Supercommunicators ended up a non-event, but alas…….


Nothing will stop me communicating these communication skills to you!


 

If you saw my previous post about the Supercommunicators Workshop in the city, you are probably thinking “Damn, I missed that. It must have been huge!!”

Unfortunately, however, it was a fizzer. No one showed up. No chance of Supercommunication, because well ….ummm……there was no-one to communicate with!

While that room was empty (and for a small period of time, my heart), the ideas I wanted to share in that workshop should not be held hostage. So, let’s give them space to roam in this post.

The basic idea is this: we have multiple conversations a day, and good ones are central to our wellbeing. The good news is that it is within your power to make the next conversation you have a better one.
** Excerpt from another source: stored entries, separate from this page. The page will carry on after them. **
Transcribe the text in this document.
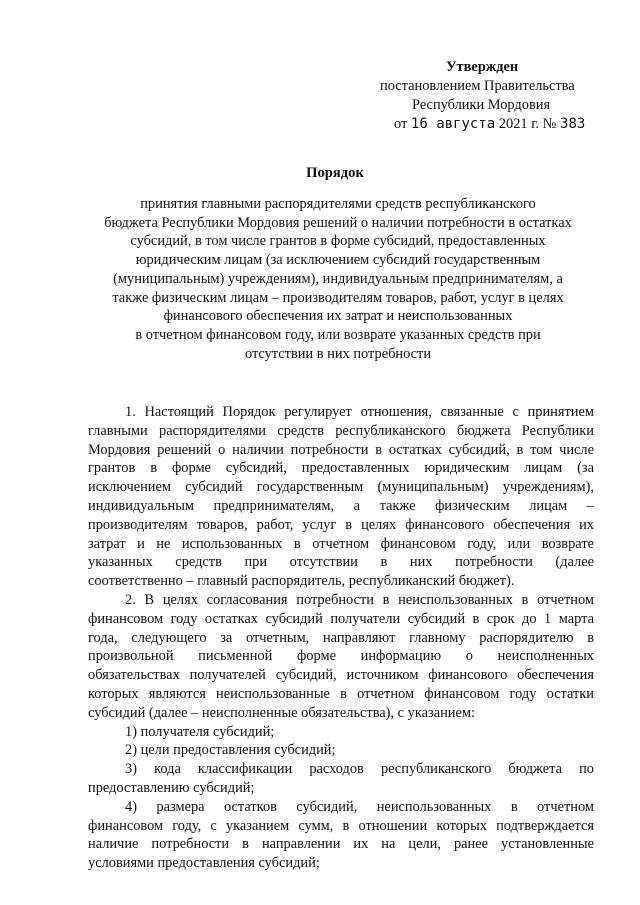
Утвержден
постановлением Правительства
Республики Мордовия
от 16 августа 2021 г. № 383
Порядок
принятия главными распорядителями средств республиканского
бюджета Республики Мордовия решений о наличии потребности в остатках
субсидий, в том числе грантов в форме субсидий, предоставленных
юридическим лицам (за исключением субсидий государственным
(муниципальным) учреждениям), индивидуальным предпринимателям, а
также физическим лицам – производителям товаров, работ, услуг в целях
финансового обеспечения их затрат и неиспользованных
в отчетном финансовом году, или возврате указанных средств при
отсутствии в них потребности
1. Настоящий Порядок регулирует отношения, связанные с принятием
главными распорядителями средств республиканского бюджета Республики
Мордовия решений о наличии потребности в остатках субсидий, в том числе
грантов в форме субсидий, предоставленных юридическим лицам (за
исключением субсидий государственным (муниципальным) учреждениям),
индивидуальным предпринимателям, а также физическим лицам –
производителям товаров, работ, услуг в целях финансового обеспечения их
затрат и не использованных в отчетном финансовом году, или возврате
указанных средств при отсутствии в них потребности (далее
соответственно – главный распорядитель, республиканский бюджет).
2. В целях согласования потребности в неиспользованных в отчетном
финансовом году остатках субсидий получатели субсидий в срок до 1 марта
года, следующего за отчетным, направляют главному распорядителю в
произвольной письменной форме информацию о неисполненных
обязательствах получателей субсидий, источником финансового обеспечения
которых являются неиспользованные в отчетном финансовом году остатки
субсидий (далее – неисполненные обязательства), с указанием:
1) получателя субсидий;
2) цели предоставления субсидий;
3) кода классификации расходов республиканского бюджета по
предоставлению субсидий;
4) размера остатков субсидий, неиспользованных в отчетном
финансовом году, с указанием сумм, в отношении которых подтверждается
наличие потребности в направлении их на цели, ранее установленные
условиями предоставления субсидий;
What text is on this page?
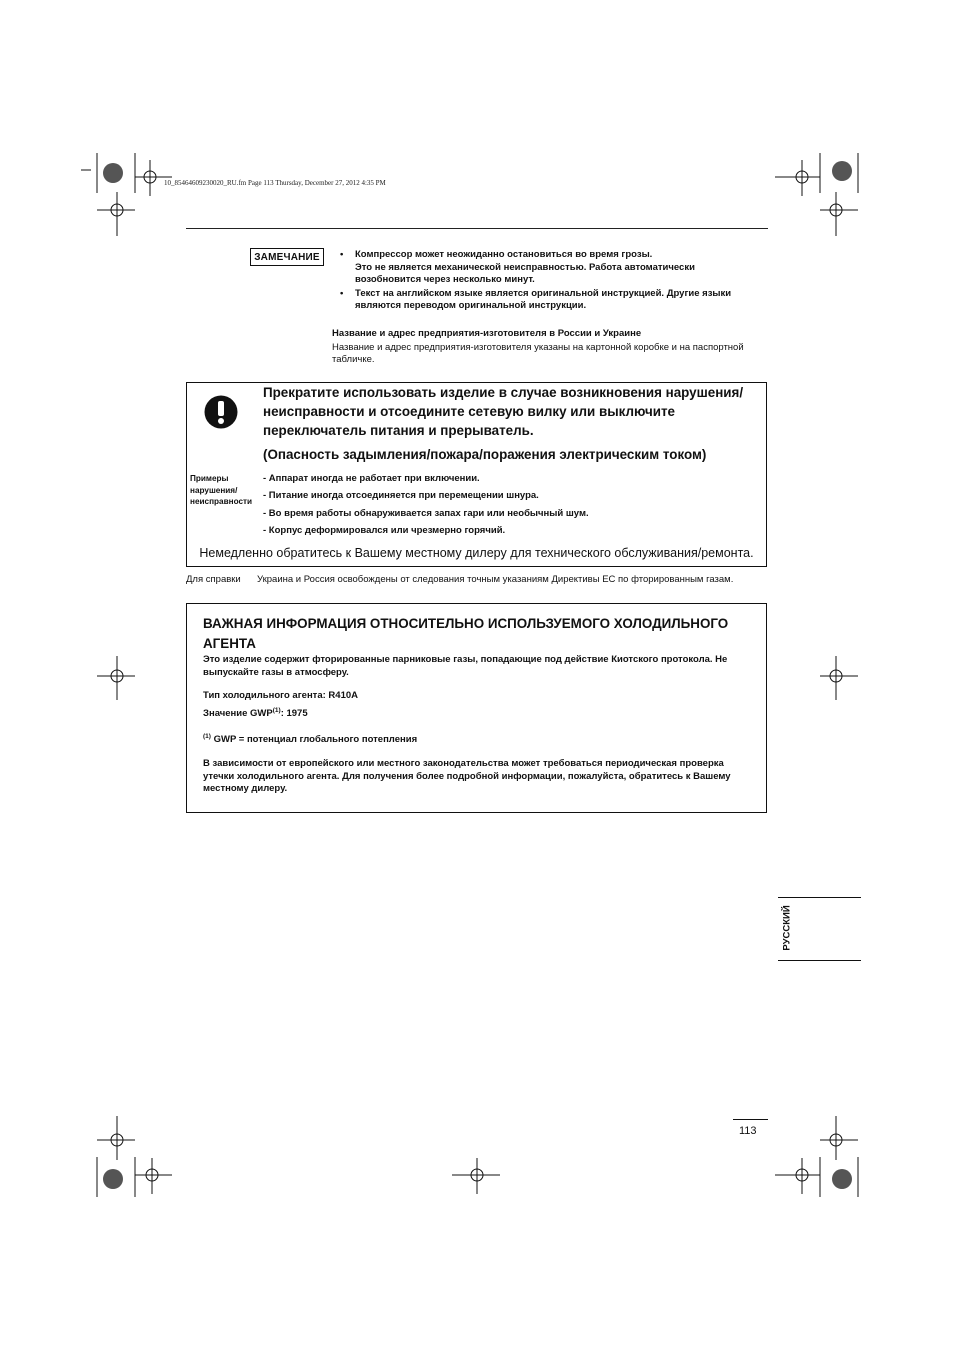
10_85464609230020_RU.fm Page 113 Thursday, December 27, 2012 4:35 PM
ЗАМЕЧАНИЕ	• Компрессор может неожиданно остановиться во время грозы.
Это не является механической неисправностью. Работа автоматически возобновится через несколько минут.
• Текст на английском языке является оригинальной инструкцией. Другие языки являются переводом оригинальной инструкции.
Название и адрес предприятия-изготовителя в России и Украине
Название и адрес предприятия-изготовителя указаны на картонной коробке и на паспортной табличке.
Прекратите использовать изделие в случае возникновения нарушения/ неисправности и отсоедините сетевую вилку или выключите переключатель питания и прерыватель.
(Опасность задымления/пожара/поражения электрическим током)
Примеры нарушения/ неисправности
- Аппарат иногда не работает при включении.
- Питание иногда отсоединяется при перемещении шнура.
- Во время работы обнаруживается запах гари или необычный шум.
- Корпус деформировался или чрезмерно горячий.
Немедленно обратитесь к Вашему местному дилеру для технического обслуживания/ремонта.
Для справки Украина и Россия освобождены от следования точным указаниям Директивы ЕС по фторированным газам.
ВАЖНАЯ ИНФОРМАЦИЯ ОТНОСИТЕЛЬНО ИСПОЛЬЗУЕМОГО ХОЛОДИЛЬНОГО АГЕНТА
Это изделие содержит фторированные парниковые газы, попадающие под действие Киотского протокола. Не выпускайте газы в атмосферу.
Тип холодильного агента: R410A
Значение GWP$^{(1)}$: 1975
$^{(1)}$ GWP = потенциал глобального потепления
В зависимости от европейского или местного законодательства может требоваться периодическая проверка утечки холодильного агента. Для получения более подробной информации, пожалуйста, обратитесь к Вашему местному дилеру.
РУССКИЙ
113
In your next conversation today – whether it’s at the coffee shop, in a tutorial, or with a roommate – pick just one of these six skills to try out:

 

1. Prepare for the Conversation 📝

Before you even step into a conversation you know is coming up, create a game plan in your head. Take a moment to think of two topics you might discuss, one thing you actually want to tell the other person, and one specific question you want to ask them. It sounds simple, but having some pre-determined discussion points/questions can help kill any mid-chat lulls and keep things flowing. 

 

2. Transform a “Yes/No” Question ❓

It’s so easy to fall into asking ‘closed’ questions like “Did you have a good weekend?” or “Do you like your degree?”. The problem is that these questions basically invite a one-word answer that ends the chat. Instead, try transforming them into open-ended questions that give the other person room to share their experiences. Ask things like “How did you spend your weekend?” or “How did you get interested in your degree?” and observe if it leads them to share more with you. Don’t fret if you catch yourself asking a closed question. Simply follow it up with an open one. 

 

3. Go One Level Deeper 🌊

Most of our daily talk is surface-level facts, but researchers have found that the most successful connections happen when we ask about deeper things like needs, goals, beliefs, and emotions. Of course, not every conversation requires deepening, but for those that involve actual or potential friends, instead of just asking “Where do you live?”, try asking “What do you like about living there?”. Moving from the “what” to the “how” or “why” gives people a chance to talk about what actually matters to them, which builds a much stronger bond than just swapping data points.

 

4. Match the Energy 🎭

Supercommunicators are great at reading the emotion(s) of a person and matching them. But reading specific emotions (especially across cultures can be difficult).

Instead, use this simpler method of reading their mood (positive or negative) and energy (high or low).

Is the person you’re talking to high-energy and upbeat, or maybe low-energy and frustrated?

Look to gently match their energy and mood, so they feel better seen and understood.

 

5. Prove You Are Listening (The “Loop”) 👂

Active listening is a term I hear a lot more these days. But what actually is it? It is type of listening that makes someone feel seen and valued, by clearly demonstrating that you are absorbing what they are saying. The most effective way to do this is a move called “looping”: ask a question, repeat or summarize what you just heard them say in your own words, and then check if you got it right by either asking outright (“Did I get that right?”) or noting their agreement or disagreement with your summary. It’s a simple technique, but it’s incredibly powerful for a) orienting you towards being a more attentive listener and b) building trust and ensuring the other person feels heard.  

 

6. Find the Overlap 🤝

In a world where it’s easy to focus on our differences, Supercommunicators look for common ground. We all have complex “identity maps” – roles that we play in our lives (student, sibling, musician, lover of fine chocolate, environmentalist). When you find those shared roles or values, take a moment to double click on it and learn more about how that identity plays out in their life. A great technique for balancing conversations that might otherwise get difficult because of differing views in other areas. 

 

The Connection Experiment

Think of your next interaction as an experiment.

Look, I won’t lie. Conversations are unpredictable, and even with perfect skills, things can still feel awkward or go sideways.

But if you can go into that conversation, with an intent to connect, and the desire to make the other person feel heard, that effort typically registers.

And hey, if it goes super awkward, you can always blame me (“some weird guy at the university told me to try this”) and direct them to this post.

But I suspect that most of the time, if you remember to occasionally practice and explore these skills in different situations, you’ll keep getting better at creating meaningful conversations and relationships.